Besides, the way this anxiety shakes up the foundations of relationships, be it friendship or romantic ones, even parent-child relationships. Heck, I’d say even Aza’s relationship with Dr. Singh is rocky because of it.
John Green gets this weird reputation of glamorizing illness. Listen. This is in no way fun or romantic. If anything, it is destructive and dwindles any bit of connection Aza has with anyone. Even Daisy, who has been her best friend for years, communicates her frustrations .
While I wasn’t too much of a fan of the Holmes last name here, I did like the mystery presented in the story. Davis and Noah were crucial to humanizing Pickett. I think John Green always deals with people in a sensitive and cautious manner. It is hard not to be emphatic toward characters in his stories.

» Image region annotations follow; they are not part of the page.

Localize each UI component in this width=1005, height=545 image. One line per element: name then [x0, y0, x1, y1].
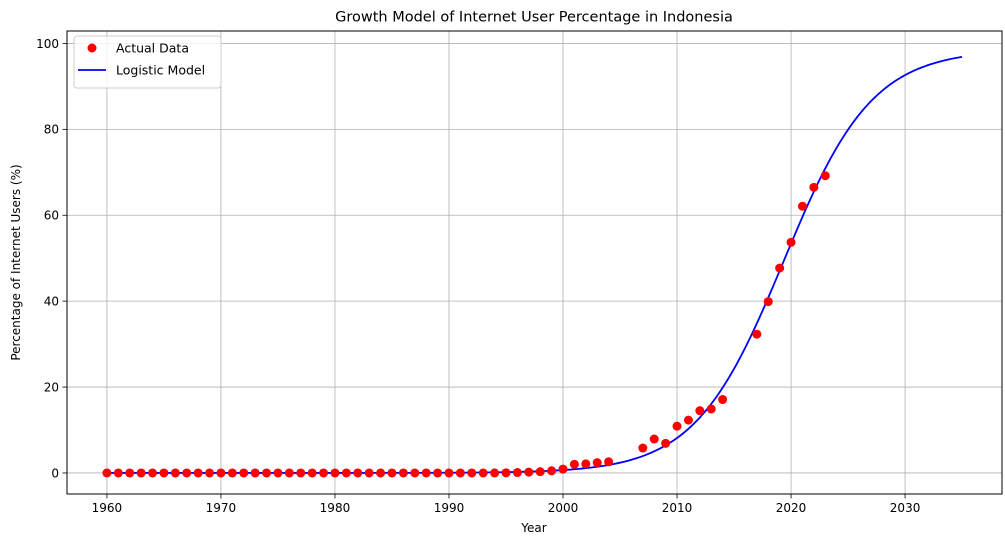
legend-label-actual-data: Actual Data: [116, 41, 189, 56]
x-tick-label: 1960: [92, 501, 123, 515]
actual-data-point: [182, 468, 192, 478]
actual-data-point: [809, 182, 819, 192]
actual-data-point: [592, 458, 602, 468]
actual-data-point: [558, 464, 568, 474]
actual-data-point: [501, 468, 511, 478]
actual-data-point: [661, 438, 671, 448]
y-tick-label: 20: [44, 380, 59, 394]
actual-data-point: [683, 415, 693, 425]
actual-data-point: [136, 468, 146, 478]
plot-frame: [66, 30, 1003, 495]
x-tick-label: 2020: [776, 501, 807, 515]
y-tick-label: 100: [36, 37, 59, 51]
actual-data-point: [433, 468, 443, 478]
actual-data-point: [330, 468, 340, 478]
x-tick-label: 2000: [548, 501, 579, 515]
actual-data-point: [307, 468, 317, 478]
actual-data-point: [227, 468, 237, 478]
actual-data-point: [387, 468, 397, 478]
actual-data-point: [706, 404, 716, 414]
y-tick-label: 40: [44, 294, 59, 308]
actual-data-point: [421, 468, 431, 478]
actual-data-point: [455, 468, 465, 478]
x-tick-label: 1970: [206, 501, 237, 515]
actual-data-point: [695, 406, 705, 416]
legend-label-logistic-model: Logistic Model: [116, 63, 205, 78]
actual-data-point: [604, 457, 614, 467]
actual-data-point: [376, 468, 386, 478]
actual-data-point: [763, 297, 773, 307]
actual-data-point: [250, 468, 260, 478]
actual-data-point: [205, 468, 215, 478]
actual-data-point: [410, 468, 420, 478]
legend-frame: [73, 35, 222, 89]
actual-data-point: [718, 395, 728, 405]
x-tick-label: 2010: [662, 501, 693, 515]
actual-data-point: [319, 468, 329, 478]
actual-data-point: [672, 421, 682, 431]
actual-data-point: [364, 468, 374, 478]
x-tick-label: 2030: [890, 501, 921, 515]
y-axis-label: Percentage of Internet Users (%): [9, 164, 23, 360]
actual-data-point: [170, 468, 180, 478]
actual-data-point: [353, 468, 363, 478]
actual-data-point: [467, 468, 477, 478]
actual-data-point: [284, 468, 294, 478]
actual-data-point: [148, 468, 158, 478]
actual-data-point: [786, 237, 796, 247]
plot-area: [67, 31, 1002, 494]
axis-ticks: 1960 1970 1980 1990 2000 2010 2020 2030 0 20 40 60 8…: [36, 37, 920, 515]
x-axis-label: Year: [520, 521, 546, 535]
actual-data-point: [159, 468, 169, 478]
actual-data-point: [273, 468, 283, 478]
x-tick-label: 1980: [320, 501, 351, 515]
y-tick-label: 80: [44, 123, 59, 137]
actual-data-point: [775, 263, 785, 273]
actual-data-point: [547, 466, 557, 476]
legend: Actual Data Logistic Model: [73, 35, 222, 89]
actual-data-point: [638, 443, 648, 453]
actual-data-point: [444, 468, 454, 478]
actual-data-point: [398, 468, 408, 478]
actual-data-point: [216, 468, 226, 478]
actual-data-point: [125, 468, 135, 478]
legend-marker-actual-data: [87, 43, 97, 53]
actual-data-point: [102, 468, 112, 478]
actual-data-point: [113, 468, 123, 478]
y-tick-label: 60: [44, 209, 59, 223]
x-tick-label: 1990: [434, 501, 465, 515]
y-tick-label: 0: [51, 466, 59, 480]
actual-data-point: [296, 468, 306, 478]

I felt so much compassion for Davis and Noah. Maybe it’s because I don’t have much of a paternal connection myself. Davis and his blog was also incredibly moving and powerful as a study of human psyche and emotion. He deals with so much loss and frustration. People assuming that wealth equates to entitlement was heartbreaking, because Davis asks for such simple things. He wishes for them, not really asks for them.
privilege and wealth
I think the novel certainly presents some good insight for readers to consider. Daisy, Aza, and Davis all posit that there is more to wealth than material things. Let me tell you, I hate it when people assume that John Green writes “philosopher” teens. Listen, teens are people. They vary. For me, if I had read this book as a teen, it would have blown my mind away because it articulated things that preoccupied me all along.
Daisy reminded me of my failed friendships. I just got out of an old friendship from college days, and I was flinching a little whenever Daisy and Aza had conflicts. In a way, Daisy is still a refreshing response to mental illness. I’d rather have someone tell me what to work on. I was mostly isolated with every friendship I had, because people did not know how to work around my weirdness.
I don’t know if I’ll ever have a friendship that lasts as long as Daisy and Aza’s relationship. My illness manifests differently, and dynamics vary from person to person.